Current in a resistor $R$ linearly decreases from some value to zero in time $\Delta t$. Total charge that crosses the cross-section is $q$. Choose the correct option(s).

• A. Heat generated in the resistance during this process is $\frac{4}{3}\frac{q^{2}R}{\Delta t}$.
• B. Heat generated in the resistance during this process is $\frac{2}{3}\frac{q^{2}R}{\Delta t}$.
• C. Maximum current is $i_0=\frac{2q}{\Delta t}$.
• D. Maximum current is $i_0=\frac{q}{\Delta t}$.

Answer 1

Answer: (A), (C)

Maximum current is $i_0=\frac{2q}{\Delta t}$.

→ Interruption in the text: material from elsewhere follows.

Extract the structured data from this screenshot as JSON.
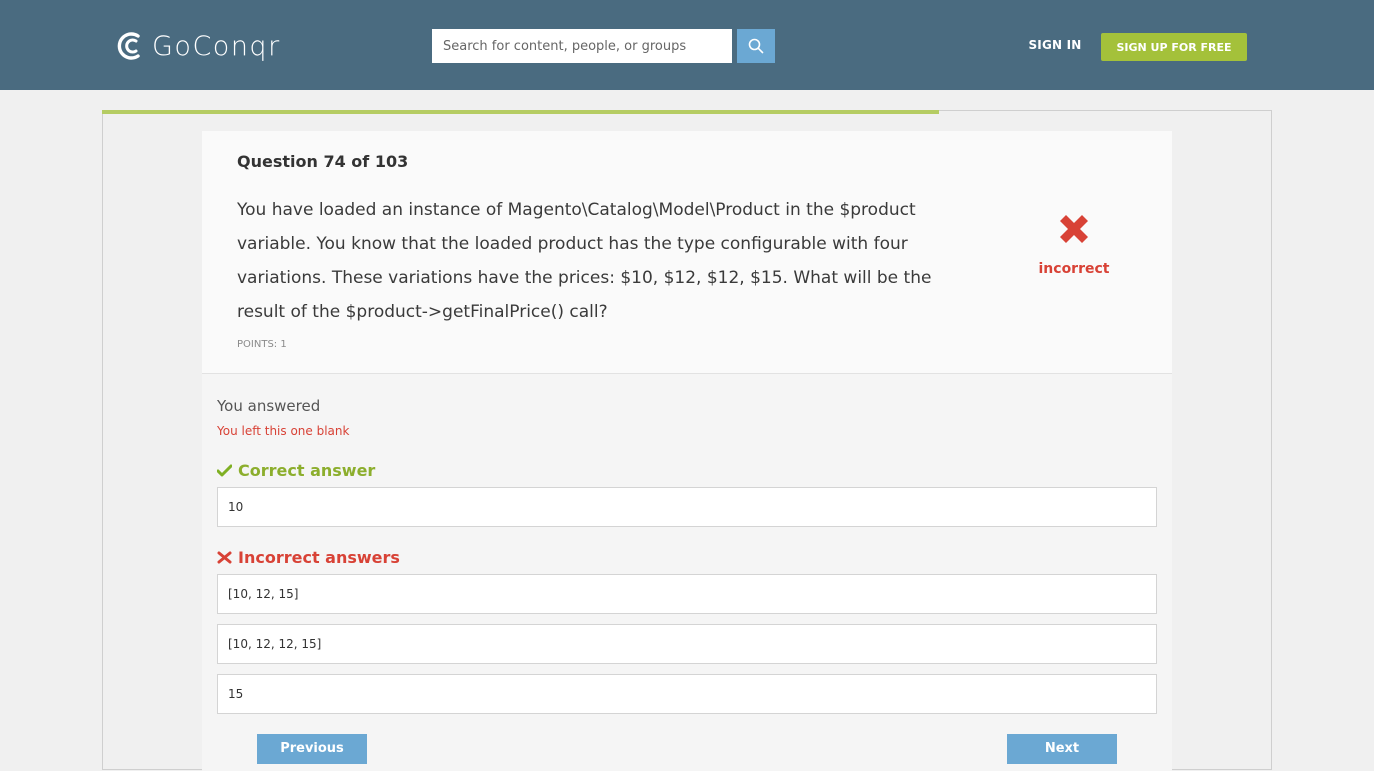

The variation of current through the resistor is given below.


Also, given that charge flow is $q$.
As $q=\int idt$,
Area under $i–t$ curve,
$q=\frac{1}{2}\times \Delta t\times i_0$
$\Rightarrow i_0=\frac{2q}{\Delta t}\text{amp}$

Equation of $i$ is given by
$i-i_0=(t-0)\left(\frac{i_0-0}{0-\Delta t}\right)$
or $i=\frac{-2q}{\Delta t^2}t+\frac{2q}{\Delta t}$

As heat generated in resistance $R$,
$\Rightarrow {\int }_0^{H}dH={\int }_0^{\Delta t}{i}^{2}Rdt$
$\Rightarrow H=\frac{4q^2}{\Delta t^2}R{\int }_0^{\Delta t}[1-\frac{2t}{\Delta t}+\frac{t^2}{\Delta t^2}]dt$
$\Rightarrow H=\frac{4q^2}{\Delta t^2}R{[t-\frac{t^2}{\Delta t}+\frac{t^3}{3\Delta t^2}]}_0^{\Delta t}$
$\Rightarrow H=\frac{4q^2}{\Delta t^2}R[\Delta t-\Delta t+\frac{\Delta t}{3}]$
$\Rightarrow H=\frac{4}{3}\frac{q^{2}R}{\Delta t}$
Hence, options (A) and (C) are correct.